Unvermittelt richtete sich der Rotschopf auf und drehte sich mit Schwung um die eigene Achse, sodass er Law direkt in die Augen sehen konnte. Ein Lächeln lag auf seinen Lippen, als würde er bereits wissen, wie Law auf seine anschließende Erklärung reagieren würde. „Als ich wusste, dass der medizinische Dreck mir nicht weiterhelfen würde, hab‘ ich meine Forschung ausgeweitet. Seelen und Verstand… Plato, Nietzsche, Religion… Wenne einmal anfängst…“, er stoppte, machte ein Geräusch, das offensichtlich eine Explosion nachahmen sollte und bewegte seine Hände in einer symbolischen Druckwelle von seinem Kopf weg. „Hmm…“ Ein weiteres Mal ließ Law seinen Blick über die Wände des Raumes wandern. Kid schien um einiges intelligenter zu sein, als es den Anschein machte. Vielleicht war er sogar intelligenter als er selbst und vielleicht war das der Grund, weshalb Law von Anfang an die Auseinandersetzungen mit Kid genossen hatte; weshalb er so fasziniert war von Kids Handlungen. Es musste auch der Grund sein, weshalb sein Onkel von Anfang an befürchtete, dass Kid für seinen Neffen eine potenzielle Gefahr darstellen konnte.

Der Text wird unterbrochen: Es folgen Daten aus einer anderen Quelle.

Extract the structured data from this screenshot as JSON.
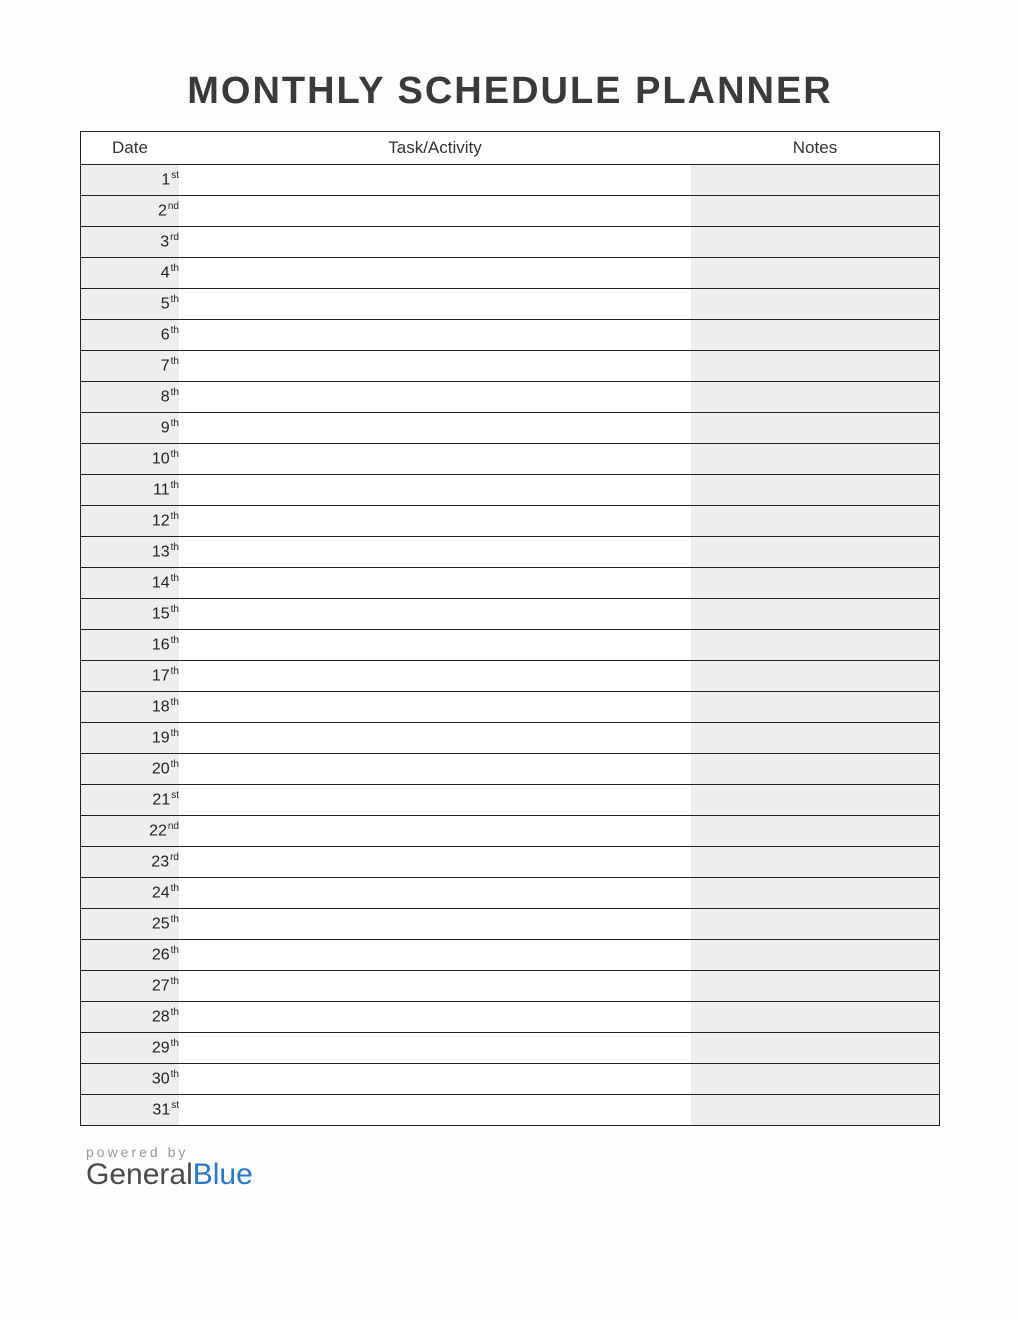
{
  "title": "MONTHLY SCHEDULE PLANNER",
  "columns": {
    "date": "Date",
    "task": "Task/Activity",
    "notes": "Notes"
  },
  "rows": [
    {
      "day": "1",
      "suffix": "st",
      "task": "",
      "notes": ""
    },
    {
      "day": "2",
      "suffix": "nd",
      "task": "",
      "notes": ""
    },
    {
      "day": "3",
      "suffix": "rd",
      "task": "",
      "notes": ""
    },
    {
      "day": "4",
      "suffix": "th",
      "task": "",
      "notes": ""
    },
    {
      "day": "5",
      "suffix": "th",
      "task": "",
      "notes": ""
    },
    {
      "day": "6",
      "suffix": "th",
      "task": "",
      "notes": ""
    },
    {
      "day": "7",
      "suffix": "th",
      "task": "",
      "notes": ""
    },
    {
      "day": "8",
      "suffix": "th",
      "task": "",
      "notes": ""
    },
    {
      "day": "9",
      "suffix": "th",
      "task": "",
      "notes": ""
    },
    {
      "day": "10",
      "suffix": "th",
      "task": "",
      "notes": ""
    },
    {
      "day": "11",
      "suffix": "th",
      "task": "",
      "notes": ""
    },
    {
      "day": "12",
      "suffix": "th",
      "task": "",
      "notes": ""
    },
    {
      "day": "13",
      "suffix": "th",
      "task": "",
      "notes": ""
    },
    {
      "day": "14",
      "suffix": "th",
      "task": "",
      "notes": ""
    },
    {
      "day": "15",
      "suffix": "th",
      "task": "",
      "notes": ""
    },
    {
      "day": "16",
      "suffix": "th",
      "task": "",
      "notes": ""
    },
    {
      "day": "17",
      "suffix": "th",
      "task": "",
      "notes": ""
    },
    {
      "day": "18",
      "suffix": "th",
      "task": "",
      "notes": ""
    },
    {
      "day": "19",
      "suffix": "th",
      "task": "",
      "notes": ""
    },
    {
      "day": "20",
      "suffix": "th",
      "task": "",
      "notes": ""
    },
    {
      "day": "21",
      "suffix": "st",
      "task": "",
      "notes": ""
    },
    {
      "day": "22",
      "suffix": "nd",
      "task": "",
      "notes": ""
    },
    {
      "day": "23",
      "suffix": "rd",
      "task": "",
      "notes": ""
    },
    {
      "day": "24",
      "suffix": "th",
      "task": "",
      "notes": ""
    },
    {
      "day": "25",
      "suffix": "th",
      "task": "",
      "notes": ""
    },
    {
      "day": "26",
      "suffix": "th",
      "task": "",
      "notes": ""
    },
    {
      "day": "27",
      "suffix": "th",
      "task": "",
      "notes": ""
    },
    {
      "day": "28",
      "suffix": "th",
      "task": "",
      "notes": ""
    },
    {
      "day": "29",
      "suffix": "th",
      "task": "",
      "notes": ""
    },
    {
      "day": "30",
      "suffix": "th",
      "task": "",
      "notes": ""
    },
    {
      "day": "31",
      "suffix": "st",
      "task": "",
      "notes": ""
    }
  ],
  "footer": {
    "powered_by": "powered by",
    "brand_part1": "General",
    "brand_part2": "Blue"
  }
}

„Hast du eine Antwort gefunden?“, fragte Law schließlich, als Kid keine Anstalten machte, seine Geschichte eigenständig zu beenden. Der Rotschopf zuckte mit den Schultern, zog sich die Mütze vom Kopf und setzte sie Law auf, bevor er zurück zur Matratze schlich, um sich auf den weichen Untergrund zu setzen. Die Weinflasche fand ihren Platz zu seiner Rechten. „Was hältst du von Reinkarnationen?“, fragte er, als würde er das Thema wechseln wollen, sah interessiert zum Studenten auf und verfolgte, wie dieser das Konzept belächelte. „Die Frage solltest du nicht an einen Mediziner richten“, meinte er unbeeindruckt und schüttelte vielsagend den Kopf. Kid lachte, als hätte er die Antwort bereits gekannt. Nahezu schüchtern strich er sich Haarsträhnen aus der Stirn, nahm die Flasche zurück in seine Hände und drehte sie. „Deine Antwort ist, dass es keine absolute gibt. Selbst ihr Möchtegern-Docs findet immer wieder andere Antworten auf gleiche Fragen.“
Law verzog anerkennend den Mund. Dagegen konnte er nichts sagen, auch wenn er gelernt hatte die Falsifizierung von Thesen als Fortschritt zu betrachten. „Eine frustrierende Erkenntnis. Willst du dich deshalb nicht behandeln lassen? Ist es sinnlos?“ Der Mediziner in Law wollte die Oberhand zurückgewinnen. Kid schien gerade in der Laune mit sämtlichen Hinweisen für eine Diagnose und Therapieansätzen um sich zu werfen und Law wollte nichts unversucht lassen, eventuell doch einen Weg zu finden, um dem Rotschopf zu helfen. Aufgeregte Motivation ergriff vom Körper des Studenten besitz. „Ich gehe zu deinem Onkel“, verteidigte sich Kid und erntete ein müdes Raunen: „Und ignorierst seine Ratschläge.“ Schuldig stützte der Rotschopf seine Stirn auf den Flaschenhals. „Stimmt“, murmelte er, als würde er ihr vorheriges Spiel noch einmal aufgreifen wollen.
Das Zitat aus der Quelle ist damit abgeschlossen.